Kegiatan tersebut berlangsung di Aula Balai Kota Tual, Kamis (9/4/2026), dan dihadiri pimpinan Organisasi Perangkat Daerah (OPD), unsur pemerintah kecamatan, serta para pemangku kepentingan lainnya.

Dalam sambutannya, Ridwan menegaskan bahwa pelaksanaan forum perangkat daerah merupakan bagian penting dari tahapan perencanaan pembangunan sebagaimana amanat Undang-Undang Nomor 25 Tahun 2004 tentang Sistem Perencanaan Pembangunan Nasional.

Menurutnya, forum ini menjadi wadah strategis untuk mengintegrasikan berbagai usulan, mensinergikan prioritas pembangunan, serta memastikan dokumen perencanaan yang disusun benar-benar menjawab kebutuhan masyarakat.

“Forum perangkat daerah yang dilaksanakan hari ini merupakan tindak lanjut dari Musrenbang RKPD tingkat kecamatan. Seluruh hasil pembahasan di kecamatan akan menjadi bahan bagi perangkat daerah dalam menyusun RKPD Kota Tual Tahun 2027,” ujarnya.

Ia menjelaskan, melalui forum lintas perangkat daerah akan terbangun keterpaduan berbagai sektor untuk membahas arah pembangunan Kota Tual pada tahun mendatang.

Selain itu, forum ini bertujuan menyelaraskan usulan hasil Musrenbang kecamatan dengan rencana program dan kegiatan perangkat daerah, baik yang bersumber dari APBD maupun sumber pembiayaan lainnya.

Ridwan juga menyoroti hasil monitoring dan evaluasi terhadap program pembangunan tahun sebelumnya yang masih menemukan sejumlah kelemahan, baik dalam aspek perencanaan maupun pelaksanaan.

Karena itu, ia meminta seluruh OPD memberi perhatian serius terhadap sejumlah hal strategis.

Pertama, setiap OPD diminta menyusun program prioritas beserta indikator kinerja yang terukur, realistis, serta didukung data yang relevan untuk menjawab persoalan daerah seperti kemiskinan, pertumbuhan ekonomi, dan tingginya angka pengangguran.

Kedua, penyusunan program dan kegiatan RKPD harus berpedoman pada filosofi Money Follow Program Prioritas, yakni anggaran harus mengikuti program prioritas yang selaras dengan visi-misi pembangunan Kota Tual.

Ketiga, sinergi dan kolaborasi antar-OPD harus diperkuat agar tidak terjadi tumpang tindih program serta mampu memaksimalkan pemanfaatan sumber daya yang tersedia.

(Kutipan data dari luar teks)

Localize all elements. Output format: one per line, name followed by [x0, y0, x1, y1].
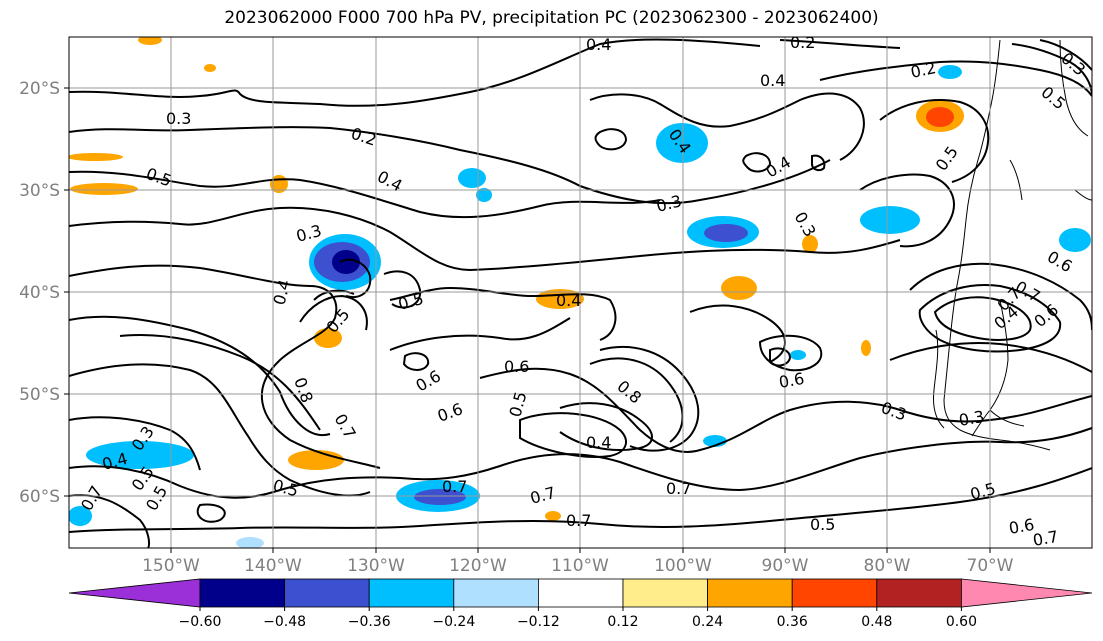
- lon-tick-label: 140°W: [244, 556, 302, 576]
- colorbar-tick-label: −0.60: [179, 614, 222, 630]
- contour-label: 0.4: [760, 71, 785, 90]
- lon-tick-label: 90°W: [762, 556, 809, 576]
- contour-label: 0.3: [166, 109, 191, 128]
- colorbar-segment: [707, 578, 793, 608]
- colorbar-tick-label: 0.36: [777, 614, 808, 630]
- precip-positive-patch: [138, 37, 162, 45]
- precip-negative-patch: [1059, 228, 1091, 252]
- lat-tick-label: 50°S: [19, 385, 60, 405]
- precip-negative-patch: [704, 224, 748, 242]
- colorbar-segment: [284, 578, 370, 608]
- lat-tick-label: 20°S: [19, 79, 60, 99]
- precip-positive-patch: [70, 183, 138, 195]
- precip-patches: [69, 37, 1091, 548]
- precip-positive-patch: [288, 450, 344, 470]
- colorbar-ticks: −0.60 −0.48 −0.36 −0.24 −0.12 0.12 0.24 …: [179, 607, 977, 630]
- lon-axis: 150°W 140°W 130°W 120°W 110°W 100°W 90°W…: [142, 548, 1014, 576]
- precip-positive-patch: [204, 64, 216, 72]
- lon-tick-label: 100°W: [654, 556, 712, 576]
- colorbar-extend-min: [68, 578, 201, 608]
- contour-label: 0.7: [442, 477, 467, 496]
- colorbar-tick-label: −0.24: [432, 614, 475, 630]
- precip-positive-patch: [926, 107, 954, 127]
- contour-label: 0.4: [586, 35, 611, 54]
- lon-tick-label: 130°W: [347, 556, 405, 576]
- precip-negative-patch: [656, 123, 708, 163]
- contour-label: 0.7: [566, 511, 591, 530]
- contour-label: 0.6: [1007, 515, 1035, 538]
- contour-label: 0.4: [586, 433, 611, 452]
- colorbar-extend-max: [961, 578, 1093, 608]
- precip-negative-patch: [86, 441, 194, 469]
- precip-positive-patch: [861, 340, 871, 356]
- precip-positive-patch: [802, 235, 818, 253]
- contour-label: 0.4: [556, 291, 581, 310]
- lon-tick-label: 120°W: [449, 556, 507, 576]
- colorbar-tick-label: 0.60: [946, 614, 977, 630]
- pv-contours: [69, 38, 1092, 548]
- map-title: 2023062000 F000 700 hPa PV, precipitatio…: [224, 8, 879, 28]
- contour-label: 0.5: [810, 515, 835, 534]
- precip-negative-patch: [332, 250, 360, 274]
- contour-label: 0.6: [777, 369, 805, 392]
- lat-tick-label: 60°S: [19, 487, 60, 507]
- precip-negative-patch: [236, 537, 264, 548]
- colorbar-segment: [622, 578, 708, 608]
- precip-negative-patch: [860, 206, 920, 234]
- precip-positive-patch: [69, 153, 123, 161]
- precip-negative-patch: [790, 350, 806, 360]
- colorbar-segment: [453, 578, 539, 608]
- lon-tick-label: 110°W: [551, 556, 609, 576]
- contour-label: 0.3: [957, 407, 985, 430]
- colorbar-tick-label: −0.36: [348, 614, 391, 630]
- colorbar-tick-label: 0.24: [692, 614, 723, 630]
- lon-tick-label: 70°W: [967, 556, 1014, 576]
- lon-tick-label: 80°W: [864, 556, 911, 576]
- contour-label: 0.2: [790, 33, 815, 52]
- contour-label: 0.7: [666, 479, 691, 498]
- lat-tick-label: 40°S: [19, 283, 60, 303]
- colorbar-tick-label: −0.48: [263, 614, 306, 630]
- lat-axis: 20°S 30°S 40°S 50°S 60°S: [19, 79, 69, 507]
- contour-label: 0.2: [909, 58, 938, 82]
- colorbar-tick-label: 0.48: [861, 614, 892, 630]
- colorbar-segment: [368, 578, 455, 608]
- colorbar-segment: [876, 578, 962, 608]
- contour-label: 0.7: [1031, 527, 1059, 550]
- precip-negative-patch: [476, 188, 492, 202]
- gridlines: [69, 37, 1092, 548]
- colorbar-segment: [538, 578, 624, 608]
- coastline: [933, 39, 1092, 451]
- colorbar-tick-label: 0.12: [607, 614, 638, 630]
- precip-negative-patch: [938, 65, 962, 79]
- colorbar-segment: [791, 578, 878, 608]
- lat-tick-label: 30°S: [19, 181, 60, 201]
- precip-negative-patch: [458, 168, 486, 188]
- contour-label: 0.6: [504, 357, 529, 376]
- precip-positive-patch: [721, 276, 757, 300]
- precip-positive-patch: [545, 511, 561, 521]
- lon-tick-label: 150°W: [142, 556, 200, 576]
- precip-negative-patch: [69, 506, 92, 526]
- precip-negative-patch: [414, 489, 466, 505]
- colorbar-segment: [199, 578, 285, 608]
- colorbar-tick-label: −0.12: [517, 614, 560, 630]
- colorbar: [68, 578, 1093, 608]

Keempat, setiap kegiatan maupun sub kegiatan harus memiliki output, outcome, dan indikator capaian yang jelas, terukur, serta sesuai kebutuhan riil masyarakat sehingga keberhasilan perangkat daerah dapat dievaluasi secara objektif.

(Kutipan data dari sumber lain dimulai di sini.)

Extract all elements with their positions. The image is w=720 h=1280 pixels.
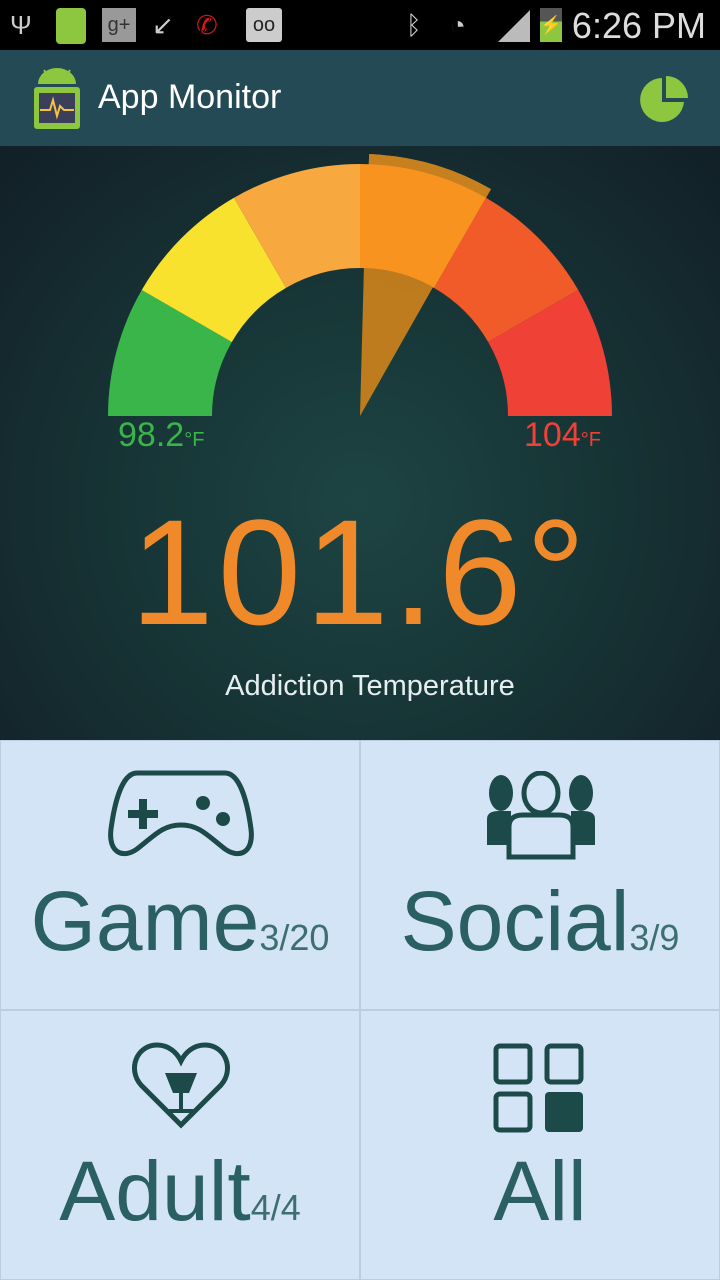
temperature-gauge	[108, 154, 612, 416]
category-grid: Game3/20 Social3/9 Adult4/4 All	[0, 740, 720, 1280]
status-bar: Ψ g+ ↙ ✆ oo ᛒ ◔ ⚡ 6:26 PM	[0, 0, 720, 50]
category-label: All	[493, 1144, 587, 1238]
gauge-segment	[141, 197, 286, 342]
temperature-value: 101.6°	[130, 488, 590, 656]
category-label: Game3/20	[30, 874, 330, 968]
gauge-active-segment	[365, 154, 491, 288]
category-social[interactable]: Social3/9	[360, 740, 720, 1010]
app-title: App Monitor	[98, 78, 282, 116]
gauge-panel: 98.2°F 104°F 101.6° Addiction Temperatur…	[0, 146, 720, 740]
google-plus-icon: g+	[102, 8, 136, 42]
gauge-max-label: 104°F	[524, 416, 601, 454]
category-adult[interactable]: Adult4/4	[0, 1010, 360, 1280]
battery-charging-icon: ⚡	[540, 8, 562, 42]
gauge-active-segment-rim	[368, 154, 491, 198]
gamepad-icon	[108, 770, 254, 856]
signal-icon	[498, 10, 530, 42]
gauge-segment	[234, 164, 360, 288]
gauge-segment	[488, 290, 612, 416]
app-logo-icon[interactable]	[32, 66, 82, 130]
gauge-segment	[434, 197, 579, 342]
wifi-call-icon: ✆	[196, 9, 218, 40]
grid-icon	[493, 1043, 584, 1133]
category-game[interactable]: Game3/20	[0, 740, 360, 1010]
app-monitor-notification-icon	[56, 8, 86, 44]
missed-call-icon: ↙	[152, 9, 174, 40]
category-label: Social3/9	[400, 874, 680, 968]
gauge-needle	[360, 268, 433, 416]
app-bar: App Monitor	[0, 50, 720, 146]
gauge-segment	[108, 290, 232, 416]
pie-chart-icon[interactable]	[638, 74, 690, 126]
bluetooth-icon: ᛒ	[406, 9, 422, 40]
gauge-min-label: 98.2°F	[118, 416, 205, 454]
people-icon	[487, 771, 595, 860]
category-label: Adult4/4	[59, 1144, 301, 1238]
wifi-icon: ◔	[450, 9, 466, 40]
usb-icon: Ψ	[10, 9, 32, 40]
category-all[interactable]: All	[360, 1010, 720, 1280]
heart-glass-icon	[131, 1042, 231, 1129]
clock: 6:26 PM	[571, 5, 706, 46]
gauge-caption: Addiction Temperature	[225, 670, 515, 702]
voicemail-icon: oo	[246, 8, 282, 42]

Kelima, perumusan kegiatan harus mempertimbangkan kemampuan keuangan daerah, terutama di tengah kebijakan efisiensi anggaran, agar seluruh program dapat dilaksanakan dan penyerapan anggaran berjalan optimal.

Keenam, pemerintah daerah didorong meningkatkan investasi guna memperkuat Pendapatan Asli Daerah (PAD) melalui inovasi, terobosan nyata, serta pencarian sumber-sumber pembiayaan lainnya.

Mengakhiri sambutannya, Ridwan secara resmi membuka kegiatan tersebut.

“Dengan mengucapkan Bismillahirrahmanirrahim, Forum Lintas Perangkat Daerah Kota Tual dalam rangka penyusunan RKPD Tahun 2027 secara resmi saya nyatakan dibuka,” tutupnya.